Sempre più consumatori acquistano il Prosciutto Veneto DOP, intero o a tranci, per il consumo domestico.
La domanda più ricorrente è: come si conserva una volta portato a casa? Iniziamo dal caso più raro ed improbabile; l’acquisto di un Prosciutto Veneto con l’osso. Abbiamo spiegato nel post precedente come la disossatura sia un’operazione delicata e difficile, svolta solo da professionisti. Capita però che qualche persona decida ugualmente di portarsi a casa un prosciutto con osso, con l’ambizione magari di allungarne l’affinamento in cantina.

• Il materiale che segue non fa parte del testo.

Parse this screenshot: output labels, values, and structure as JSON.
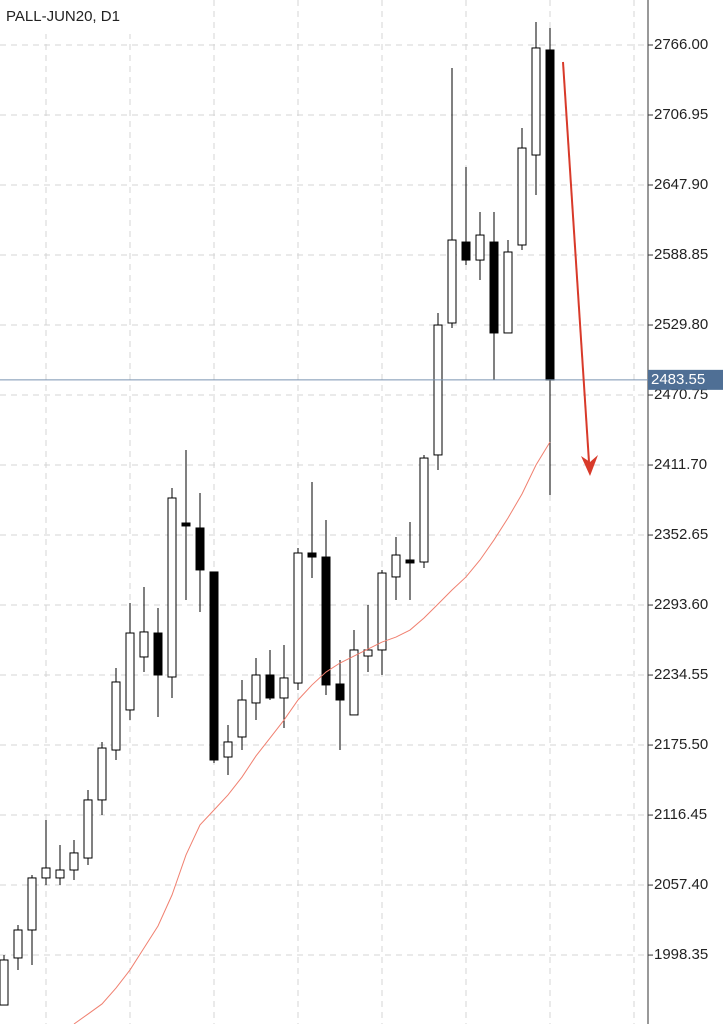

La cantina delle vecchie case di campagna è certamente un luogo idoneo al prolungamento della stagionatura di un prosciutto, l’importante è che sia fresca, asciutta, sufficientemente areata e priva della presenza di derrate dal profumo troppo intenso ed invasivo. Quindi si ponga il prosciutto in un locale diverso da dove si conservano, per esempio, aglio, cipolle o stoccafisso. La temperatura deve variare fra i 14 e i 18C° circa, badando bene che il prosciutto non sviluppi in superficie muffe verdognole o, al contrario, che tenda ad incrostarsi. Inoltre, è fondamentale un accurato controllo degli insetti e di altri animali infestanti.

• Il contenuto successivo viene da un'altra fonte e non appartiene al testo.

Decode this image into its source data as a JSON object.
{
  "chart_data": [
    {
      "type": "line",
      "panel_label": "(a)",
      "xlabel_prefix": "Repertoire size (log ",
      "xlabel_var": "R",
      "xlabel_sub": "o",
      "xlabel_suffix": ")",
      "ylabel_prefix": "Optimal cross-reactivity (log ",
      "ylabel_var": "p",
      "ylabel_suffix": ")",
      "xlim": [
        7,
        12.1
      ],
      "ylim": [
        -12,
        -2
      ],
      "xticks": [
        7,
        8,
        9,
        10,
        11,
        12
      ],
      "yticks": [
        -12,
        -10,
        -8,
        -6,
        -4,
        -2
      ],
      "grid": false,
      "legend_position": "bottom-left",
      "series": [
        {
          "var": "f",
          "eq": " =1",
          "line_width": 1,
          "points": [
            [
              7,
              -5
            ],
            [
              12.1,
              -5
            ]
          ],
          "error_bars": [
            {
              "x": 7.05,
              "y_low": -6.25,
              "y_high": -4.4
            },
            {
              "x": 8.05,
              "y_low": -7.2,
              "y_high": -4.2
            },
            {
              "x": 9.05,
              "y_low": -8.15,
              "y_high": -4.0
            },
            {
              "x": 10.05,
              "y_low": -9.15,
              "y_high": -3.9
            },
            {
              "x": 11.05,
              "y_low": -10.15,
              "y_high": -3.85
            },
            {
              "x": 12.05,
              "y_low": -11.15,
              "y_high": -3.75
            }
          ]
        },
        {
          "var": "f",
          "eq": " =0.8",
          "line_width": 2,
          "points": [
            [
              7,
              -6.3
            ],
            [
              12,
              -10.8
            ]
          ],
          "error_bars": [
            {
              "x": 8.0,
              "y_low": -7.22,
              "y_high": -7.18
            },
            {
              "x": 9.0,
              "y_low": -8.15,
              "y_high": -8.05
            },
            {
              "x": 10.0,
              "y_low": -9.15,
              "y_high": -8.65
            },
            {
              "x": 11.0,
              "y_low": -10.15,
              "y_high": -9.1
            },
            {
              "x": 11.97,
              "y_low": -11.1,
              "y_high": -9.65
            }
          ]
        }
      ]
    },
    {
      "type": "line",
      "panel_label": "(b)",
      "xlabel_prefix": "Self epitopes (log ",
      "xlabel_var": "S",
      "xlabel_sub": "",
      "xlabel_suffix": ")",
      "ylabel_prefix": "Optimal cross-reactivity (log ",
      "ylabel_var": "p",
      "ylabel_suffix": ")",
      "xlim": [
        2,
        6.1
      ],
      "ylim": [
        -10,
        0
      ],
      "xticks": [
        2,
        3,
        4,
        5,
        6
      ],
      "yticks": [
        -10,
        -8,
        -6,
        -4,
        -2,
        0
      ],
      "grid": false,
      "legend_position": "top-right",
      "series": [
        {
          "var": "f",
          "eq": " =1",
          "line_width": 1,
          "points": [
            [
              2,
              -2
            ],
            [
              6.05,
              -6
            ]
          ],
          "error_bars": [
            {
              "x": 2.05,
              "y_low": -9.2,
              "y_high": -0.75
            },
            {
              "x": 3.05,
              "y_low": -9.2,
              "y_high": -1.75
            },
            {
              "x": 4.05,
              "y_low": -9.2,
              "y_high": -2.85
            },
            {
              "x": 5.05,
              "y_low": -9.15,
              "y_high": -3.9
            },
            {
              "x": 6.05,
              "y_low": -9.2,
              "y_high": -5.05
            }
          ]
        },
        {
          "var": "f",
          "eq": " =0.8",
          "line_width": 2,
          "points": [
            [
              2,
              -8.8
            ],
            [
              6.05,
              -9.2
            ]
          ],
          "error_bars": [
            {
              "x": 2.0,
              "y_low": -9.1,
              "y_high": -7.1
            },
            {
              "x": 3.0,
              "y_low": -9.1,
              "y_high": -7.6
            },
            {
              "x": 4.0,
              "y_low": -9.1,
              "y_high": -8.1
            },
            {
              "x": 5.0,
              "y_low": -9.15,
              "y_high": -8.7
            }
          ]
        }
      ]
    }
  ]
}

Una volta poi che, bene o male, il prosciutto è stato da qualcuno disossato, il metodo di conservazione si omologa a quello di un prosciutto intero già disossato in fabbrica e a quello dei tranci.

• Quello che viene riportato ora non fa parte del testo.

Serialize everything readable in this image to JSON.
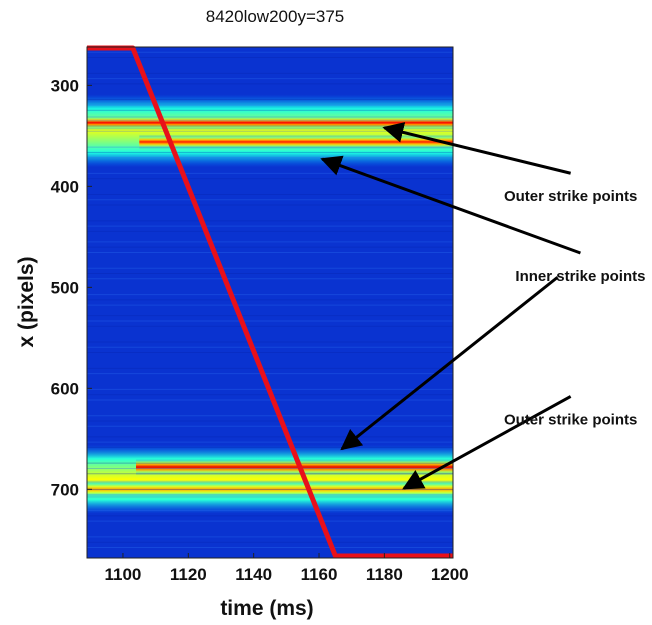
{
  "chart_data": {
    "type": "heatmap",
    "title": "8420low200y=375",
    "xlabel": "time (ms)",
    "ylabel": "x (pixels)",
    "xlim": [
      1089,
      1201
    ],
    "ylim": [
      262,
      768
    ],
    "y_inverted": true,
    "xticks": [
      1100,
      1120,
      1140,
      1160,
      1180,
      1200
    ],
    "yticks": [
      300,
      400,
      500,
      600,
      700
    ],
    "colormap": "jet",
    "intensity_bands": [
      {
        "x_start": 1089,
        "x_end": 1201,
        "y_center": 345,
        "half_width": 36,
        "level": 0.6
      },
      {
        "x_start": 1089,
        "x_end": 1201,
        "y_center": 337,
        "half_width": 7,
        "level": 0.88
      },
      {
        "x_start": 1105,
        "x_end": 1201,
        "y_center": 356,
        "half_width": 7,
        "level": 0.85
      },
      {
        "x_start": 1089,
        "x_end": 1201,
        "y_center": 690,
        "half_width": 34,
        "level": 0.62
      },
      {
        "x_start": 1089,
        "x_end": 1201,
        "y_center": 700,
        "half_width": 9,
        "level": 0.72
      },
      {
        "x_start": 1104,
        "x_end": 1201,
        "y_center": 678,
        "half_width": 8,
        "level": 0.9
      }
    ],
    "series": [
      {
        "color": "#e8101a",
        "x": [
          1089,
          1103,
          1165,
          1201
        ],
        "y": [
          263,
          263,
          766,
          766
        ]
      }
    ],
    "annotations": [
      {
        "text": "Outer strike points",
        "text_x": 1237,
        "text_y": 387,
        "arrow_to_x": 1180,
        "arrow_to_y": 342
      },
      {
        "text": "Inner strike points",
        "text_x": 1240,
        "text_y": 466,
        "arrow_to_x": 1161,
        "arrow_to_y": 373
      },
      {
        "text": "",
        "text_x": 1233,
        "text_y": 490,
        "arrow_to_x": 1167,
        "arrow_to_y": 660
      },
      {
        "text": "Outer strike points",
        "text_x": 1237,
        "text_y": 608,
        "arrow_to_x": 1186,
        "arrow_to_y": 699
      }
    ],
    "grid": false,
    "legend": false
  }
}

Premettiamo che un prosciutto disossato, intero o in tranci, esce dal prosciuttificio in sacco sottovuoto. Finché lo si vuole mantenere confezionato, evitando la foratura o il danneggiamento del sacco, il TMC, Termine Minimo di Conservazione – da consumarsi preferibilmente entro… -, ha una durata di sei mesi dal confezionamento. Ciò significa che, trascorso tale tempo, il prosciutto non scade, rimane ugualmente edibilissimo e buono, ma perde alcune delle sue pregiate caratteristiche organolettiche. Deve essere conservato ad una temperatura ricompresa fra 0 e +10 C°. Anche in questo caso, una conservazione a temperatura leggermente più alta non rende il prosciutto immangiabile, ma lo rende privo di alcuni dei suoi caratteri. Questa è la differenza sostanziale fra un prosciutto crudo ed uno cotto che, in due/tre giorni, dev’essere mangiato salvo subire una forte e pericolosa alterazione. La presenza, a confezione ancora integra, di una patina bianca sulla fetta non deve preoccupare. È la tirosina, un aminoacido che si manifesta sui prosciutti a lunga stagionatura per effetto della proteolisi. Si presenta anche in forma di piccoli granuli bianchi sulla fetta. Questo è sintomo di lunga ed equilibrata stagionatura del prosciutto.
Quando invece si è aperta la confezione, l’ideale sarebbe possedere una macchinetta domestica per rifare il vuoto. Non è ingombrante, ha un costo accessibile e permette di non perdere nemmeno una fetta alla riapertura della confezione. Qualora invece non si abbia l’opportunità di possedere questo utile elettrodomestico, il prosciutto o il trancio devono essere protetti, nel solo lato di affettamento, da una fetta del suo grasso o da una pellicola ben aderenti. Tutto il resto del prosciutto deve venire avvolto in un panno pulito e posto nella parte bassa del frigorifero. Se il prosciutto dovesse tendere ad essiccarsi, bisogna avvolgerlo ulteriormente, magari inumidendo leggermente il panno. Al contrario, se tende a sviluppare una “barbetta” di muffa bianca, conviene spogliare la porzione dal troppo involucro.
Ricordiamo che il modo migliore di apprezzare un Prosciutto Veneto è quello di mantenerlo in frigo fino all’ultimo ed affettarlo sottile solo al momento di portarlo in tavola. La sottigliezza delle fette fa sì che prenda subito la temperatura ambiente e sviluppi un’esplosione di profumi.